To make matters worse, these same stress hormones can increase the size and activity of a portion of the brain called the amygdala. (3) The amygdala is critical in the formation and storage of memories associated with highly emotional events. It pairs an event with a feeling, and this connection is stored away in our long-term memory so we can either avoid the event or seek it out in the future. The amygdala is considered the fear center of your brain. As levels of cortisol rise, it weakens your ability to control stress. This affects your ability to learn and remember things and sets the stage for depression and eventually Alzheimer’s disease. The change in cortisol levels increase negative emotions such as fear, anxiety, and aggression.
These brain alterations can have significant consequences on the way we interact with others, our ability to learn, remember, make decisions and accomplish long-term goals.
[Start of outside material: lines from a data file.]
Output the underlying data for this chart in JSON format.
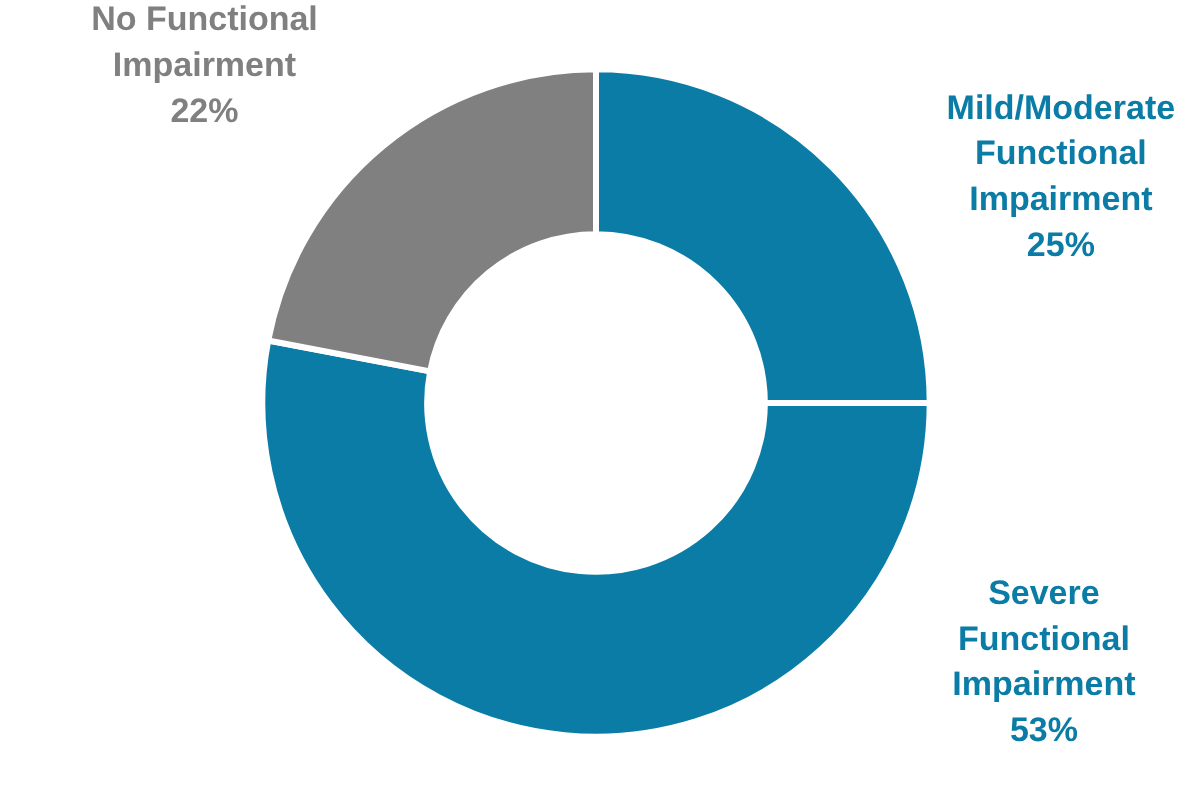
{
  "chart_data": {
    "type": "donut",
    "categories": [
      "Mild/Moderate\nFunctional\nImpairment",
      "Severe\nFunctional\nImpairment",
      "No Functional\nImpairment"
    ],
    "values": [
      25,
      53,
      22
    ],
    "value_labels": [
      "25%",
      "53%",
      "22%"
    ],
    "colors": [
      "#0a7ca6",
      "#0a7ca6",
      "#808080"
    ],
    "legend": false
  }
}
They also make it more difficult to successfully manage stressful situations in the future, leading to a vicious cycle.
GOOD NEWS! Cortisol levels can be balanced by exercise, meditation and several other strategies. We will be sharing practical tips and tools over the upcoming days that you can use to easily manage stress!!
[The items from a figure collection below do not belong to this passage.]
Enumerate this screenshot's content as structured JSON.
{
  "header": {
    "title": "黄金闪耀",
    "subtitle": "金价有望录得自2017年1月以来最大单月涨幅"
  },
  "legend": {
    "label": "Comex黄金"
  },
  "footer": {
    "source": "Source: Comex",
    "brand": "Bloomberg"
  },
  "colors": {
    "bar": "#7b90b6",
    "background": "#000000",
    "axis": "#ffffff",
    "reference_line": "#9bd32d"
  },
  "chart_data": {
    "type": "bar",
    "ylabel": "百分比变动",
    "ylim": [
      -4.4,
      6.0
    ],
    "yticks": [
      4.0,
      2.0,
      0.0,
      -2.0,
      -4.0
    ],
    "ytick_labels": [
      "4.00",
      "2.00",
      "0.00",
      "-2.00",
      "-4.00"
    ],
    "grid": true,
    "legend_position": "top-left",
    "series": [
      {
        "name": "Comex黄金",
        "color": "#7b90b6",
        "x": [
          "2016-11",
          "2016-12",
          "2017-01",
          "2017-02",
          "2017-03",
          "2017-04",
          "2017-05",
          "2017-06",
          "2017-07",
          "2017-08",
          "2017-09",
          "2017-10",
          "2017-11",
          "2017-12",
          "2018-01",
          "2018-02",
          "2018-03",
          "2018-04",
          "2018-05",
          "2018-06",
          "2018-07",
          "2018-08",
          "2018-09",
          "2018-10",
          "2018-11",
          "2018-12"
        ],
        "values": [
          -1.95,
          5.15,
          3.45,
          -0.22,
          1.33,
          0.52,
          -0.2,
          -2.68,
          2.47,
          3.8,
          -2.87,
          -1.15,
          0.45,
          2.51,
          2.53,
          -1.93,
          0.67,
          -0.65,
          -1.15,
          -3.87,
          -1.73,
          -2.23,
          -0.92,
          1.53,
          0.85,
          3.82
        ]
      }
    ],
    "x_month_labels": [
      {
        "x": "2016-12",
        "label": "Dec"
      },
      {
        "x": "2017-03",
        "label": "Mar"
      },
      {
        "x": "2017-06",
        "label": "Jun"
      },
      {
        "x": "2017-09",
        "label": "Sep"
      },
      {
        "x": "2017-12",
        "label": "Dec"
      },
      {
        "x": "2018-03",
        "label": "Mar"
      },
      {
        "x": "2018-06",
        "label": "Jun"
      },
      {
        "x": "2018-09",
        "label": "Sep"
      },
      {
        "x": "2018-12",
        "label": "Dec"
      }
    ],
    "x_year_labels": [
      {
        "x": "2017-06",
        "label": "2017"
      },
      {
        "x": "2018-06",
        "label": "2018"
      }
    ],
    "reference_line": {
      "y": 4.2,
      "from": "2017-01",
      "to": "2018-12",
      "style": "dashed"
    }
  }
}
Homework: For the next 2 days, keep a brief journal of every time you experience stress, anxiety, anger, fear, jealousy or any negative emotions throughout the day. Make sure to include what behavior follows the emotion i.e. eating, crying, shopping, exercise, self-medicating. I want you to experiment with a new coping mechanism. Our emotions are God given and valid. We need to give them a voice instead of stuffing them down. When you experience the emotion: take 2 minutes, alone, to identify the emotion and the triggering event. Then give yourself permission to feel and validate it. If it involved a difficult conversation with someone, remind yourself that we don’t have control over others. Take responsibility for the part you played in the event and see how you could have responded differently. Maybe your reaction is a trigger from a past unresolved traumatic incident.
If the emotion you were experiencing was anxiety or fear, take a moment to explore the root cause. If it is because of things like insecurity or fear of what people may say or do then invest some time to explore healing in those areas with a coach, mentor, pastor, friend etc. People often don’t take the time to analyze the root of these emotions because they are painful or simply too busy. This results in suppressing these feelings which get stored in your body and are directly correlated to sickness and disease.
If the emotion brings about an irresistible food craving, stop, drink a glass of water, take deep breaths, calm down and allow your level headedness to come back. Then from a place of rest, explore the triggering emotion.
Every time we recognize these patterns, it creates patterns and memories on how the emotion becomes less powerful as we take authority over the emotional state opposed to the emotional state overpowering us.
Over time it will become easier and dominate the stress response. If you notice that fear is a driving force in your life, confront it! Running straight at your fears can deactivate the paralyzing effects and help you to overcome the very thing that was holding you back.
Running at the problem sounds a bit scary, but it’s amazing how well it works.